Trump told a rally in Charlotte, North Carolina, late Aug. 18: “Sometimes in the heat of debate and speaking on a multitude of issues, you don’t choose the right words or you say the wrong thing. I have done that.” 
He added: “And believe it or not, I regret it - and I do regret it - particularly where it may have caused personal pain.”

“Too much is at stake for us to be consumed with these issues, but one thing, I can promise you this, I will always tell you the truth.”

It was a rare admission for Trump, who has said he prefers “not to regret anything.” 

The New York billionaire’s multiple self-inflicted wounds of late have left him trailing in virtually every battleground state.
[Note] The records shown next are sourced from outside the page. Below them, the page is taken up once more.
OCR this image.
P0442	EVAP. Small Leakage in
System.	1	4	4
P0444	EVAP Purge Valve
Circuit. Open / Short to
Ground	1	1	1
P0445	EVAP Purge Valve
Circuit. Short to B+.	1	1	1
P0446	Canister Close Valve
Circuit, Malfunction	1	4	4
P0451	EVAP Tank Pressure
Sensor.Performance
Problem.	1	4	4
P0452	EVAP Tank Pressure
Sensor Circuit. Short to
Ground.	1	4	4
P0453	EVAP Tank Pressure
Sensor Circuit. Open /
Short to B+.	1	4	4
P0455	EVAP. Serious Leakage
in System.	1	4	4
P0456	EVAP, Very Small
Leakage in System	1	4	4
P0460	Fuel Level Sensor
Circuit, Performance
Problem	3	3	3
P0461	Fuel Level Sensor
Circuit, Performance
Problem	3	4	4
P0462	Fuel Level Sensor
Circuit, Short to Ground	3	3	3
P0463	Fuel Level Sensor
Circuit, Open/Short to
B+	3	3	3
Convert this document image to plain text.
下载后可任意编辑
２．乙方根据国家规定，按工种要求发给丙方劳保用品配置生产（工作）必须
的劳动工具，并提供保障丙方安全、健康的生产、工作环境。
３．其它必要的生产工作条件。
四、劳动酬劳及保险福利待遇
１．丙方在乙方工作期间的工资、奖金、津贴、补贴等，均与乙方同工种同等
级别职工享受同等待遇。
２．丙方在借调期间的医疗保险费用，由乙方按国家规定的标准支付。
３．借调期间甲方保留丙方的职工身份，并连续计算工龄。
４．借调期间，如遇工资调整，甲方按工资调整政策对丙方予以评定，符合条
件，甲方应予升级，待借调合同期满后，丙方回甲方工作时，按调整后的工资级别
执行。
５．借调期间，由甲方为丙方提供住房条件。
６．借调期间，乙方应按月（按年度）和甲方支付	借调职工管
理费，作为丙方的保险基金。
One of the biggest missteps was clashing repeatedly with the parents of an Army captain killed in Iraq.

Critics accused him last week of inciting violence against his Democratic opponent Hillary Clinton in a remark about the right to bear arms, and media reports have swirled about a campaign in crisis and a candidate apparently incapable of reeling in crass remarks.

His remarks underscored the dire situation he finds himself in with just 80 days left until the election.
Clinton leads Trump 47 percent to 41.2 percent, according to the Real Clear Politics polling average, following weeks of errors that have alienated establishment Republicans and seen his own supporters tear their hair out, AFP reported.

Trump’s new campaign manager said his expression of remorse for making offensive comments was of his own volition.

“It was not me,” Kellyanne Conway told ABC’s Good Morning America Aug. 19, saying the Republican nominee’s apology “was all Donald Trump,” the Associated Press reported. 

She added that “perhaps he felt it before,” but he chose that moment to express them.

Conway was named Trump’s new campaign manager as part of a staff shakeup earlier this week.

Conway said, “I absolutely hope that this campaign pivots to substance,” saying that Trump is keen to take on rival Hillary Clinton on issues ranging from health care to national security.